Неужели все может наладиться? Неужели мы снова сумеем жить тихо, мирно и счастливо? На радостях и без температуры я даже решаю приготовить черничный пирог. Мой желудок истосковался по нему — раньше я ела его каждую неделю, да и черника в морозилке лежит без дела, так почему нет?
Шаг за шагом, правда, не без труда, я вспоминаю рецепт, которым со мной поделилась Наташа. Складываю ингредиенты, делаю начинку — ничего сложного нет, это одно из немногих блюд, что я могу осилить, не спалив кухню. Не спеша вымешиваю миксером тесто, переношу его в форму на пергамент и сверху выкладываю чернику, а затем аккуратно вливаю сметанную заливку. Уже через час на столе остывает ароматный пирог. А я, наплевав на то, что могу обжечься, отрезаю кусочек и пробую, чтобы рассмеяться в голос и после практически зареветь. Потому что это очень вкусно и почти так же, как делала Наташа.

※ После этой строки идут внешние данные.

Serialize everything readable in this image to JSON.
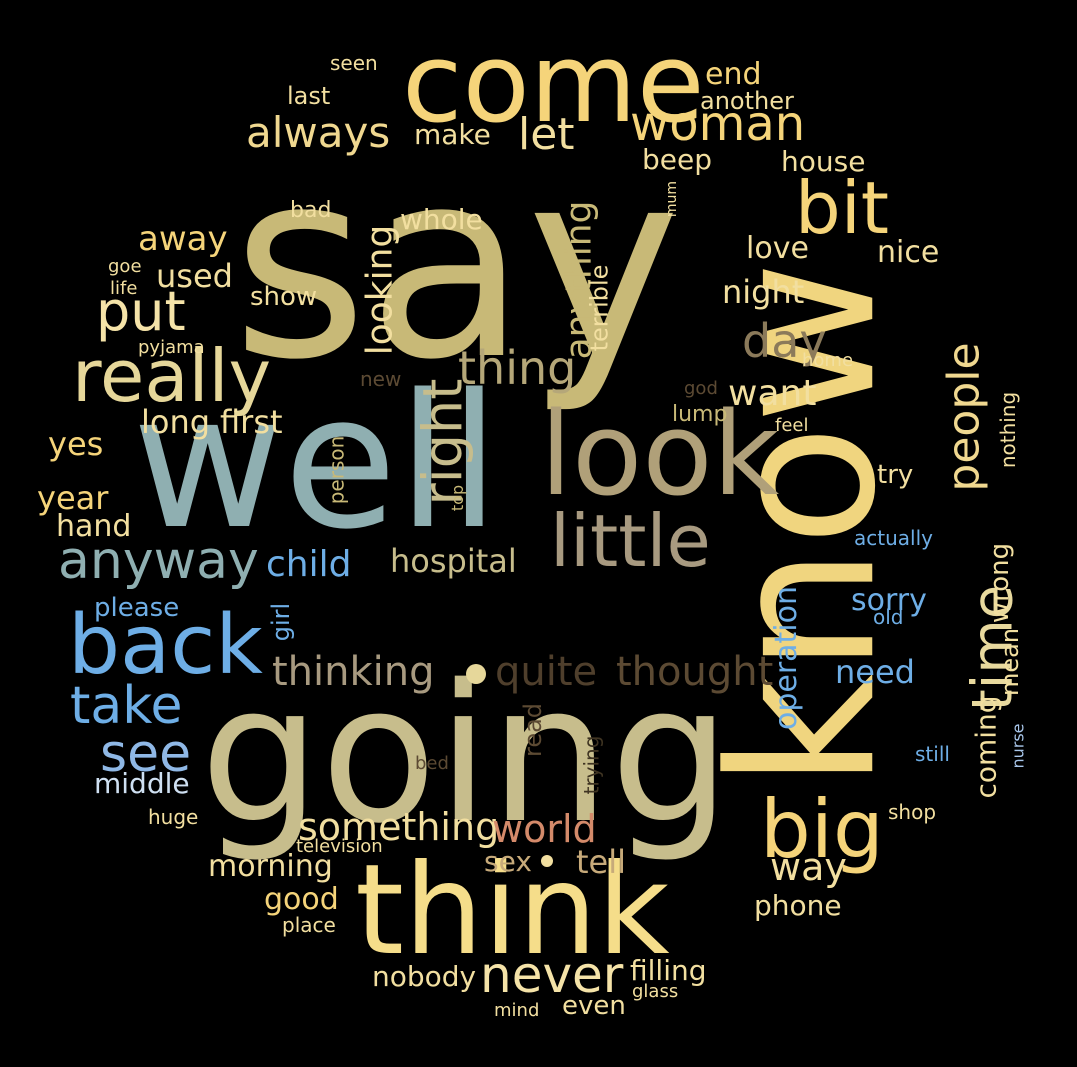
{
  "palette": {
    "gold": "#f5d47a",
    "khaki": "#c8b977",
    "tan": "#c7bd8c",
    "teal": "#8fafb1",
    "blue": "#6eaee6",
    "brown": "#8b7a5a",
    "darkbrown": "#5c4a33",
    "grey": "#a89a80",
    "salmon": "#d48a6a",
    "cream": "#f2dfa0"
  },
  "words": [
    "say",
    "come",
    "know",
    "well",
    "going",
    "think",
    "look",
    "little",
    "really",
    "back",
    "bit",
    "woman",
    "big",
    "time",
    "people",
    "anyway",
    "right",
    "thing",
    "always",
    "let",
    "put",
    "take",
    "see",
    "day",
    "thought",
    "quite",
    "thinking",
    "never",
    "child",
    "something",
    "world",
    "way",
    "hospital",
    "looking",
    "anything",
    "want",
    "end",
    "another",
    "make",
    "beep",
    "house",
    "whole",
    "away",
    "used",
    "love",
    "nice",
    "night",
    "show",
    "long",
    "first",
    "yes",
    "year",
    "hand",
    "please",
    "girl",
    "need",
    "sorry",
    "middle",
    "morning",
    "good",
    "phone",
    "sex",
    "tell",
    "nobody",
    "filling",
    "even",
    "mind",
    "glass",
    "operation",
    "coming",
    "mean",
    "wrong",
    "nothing",
    "terrible",
    "person",
    "top",
    "lump",
    "feel",
    "try",
    "home",
    "god",
    "new",
    "old",
    "actually",
    "read",
    "trying",
    "bed",
    "nurse",
    "still",
    "shop",
    "huge",
    "television",
    "place",
    "seen",
    "last",
    "bad",
    "goe",
    "life",
    "pyjama",
    "mum"
  ]
}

Почти. Потому что все равно не так. Чего-то не хватает, и я не могу понять чего.
Усталый всхлип срывается с моих губ вместе со стуком над головой. Я резко смотрю наверх, как будто я Кларк Кент и вижу сквозь стены. Но я не он. Разглядеть ничего не выходит, а стук повторяется. Раз и два, входит в ритм. Стучат где-то на крыше. Бессонов вызвал рабочих? Потому что если да, то мне придется отдать из заначки последние деньги, но, с другой стороны, по прогнозу на следующей неделе обещают чуть ли не ураган. Лучше я возьму несколько смен Алины в караоке, чем опять проснусь в собственной кровати под дождем.
Промокну́в уголки глаз бумажным полотенцем, я выпрямляю спину, режу пирог и выкладываю несколько красивых аппетитных кусков на тарелку. После забираюсь на чердак и выше, чтобы сделать хоть что-то — например, угостить мастеров. Может быть, тогда Бессонову не понадобятся в срочном порядке мои деньги? Если он подождет, то я конечно же…
Черт! Да сам дьявол!
Я едва не оступаюсь и не валюсь вниз, когда выглядываю наружу. Потому что нахожу на крыше Яна. Одного. Как всегда, практически голого — в одних шортах — и под палящим солнцем. Он медленно вытирает футболкой мокрый лоб и шею, пьет воду так, что та стекает плотными струями по его шее, груди… Черт, а мой взгляд скользит от точки до точки между его татуировками, затем по косым мышцам и темной дорожке волос. И снова кадры дождя и душа перемешиваются в мыслях между собой. Снова горят щеки, и тарелка едва не выскальзывает из рук.
— Долго пялиться будешь?
Его ужасный презрительный тон с едким сарказмом — это самый лучший антидот. Возбуждение, нахлынувшее горячей волной, как рукой снимает.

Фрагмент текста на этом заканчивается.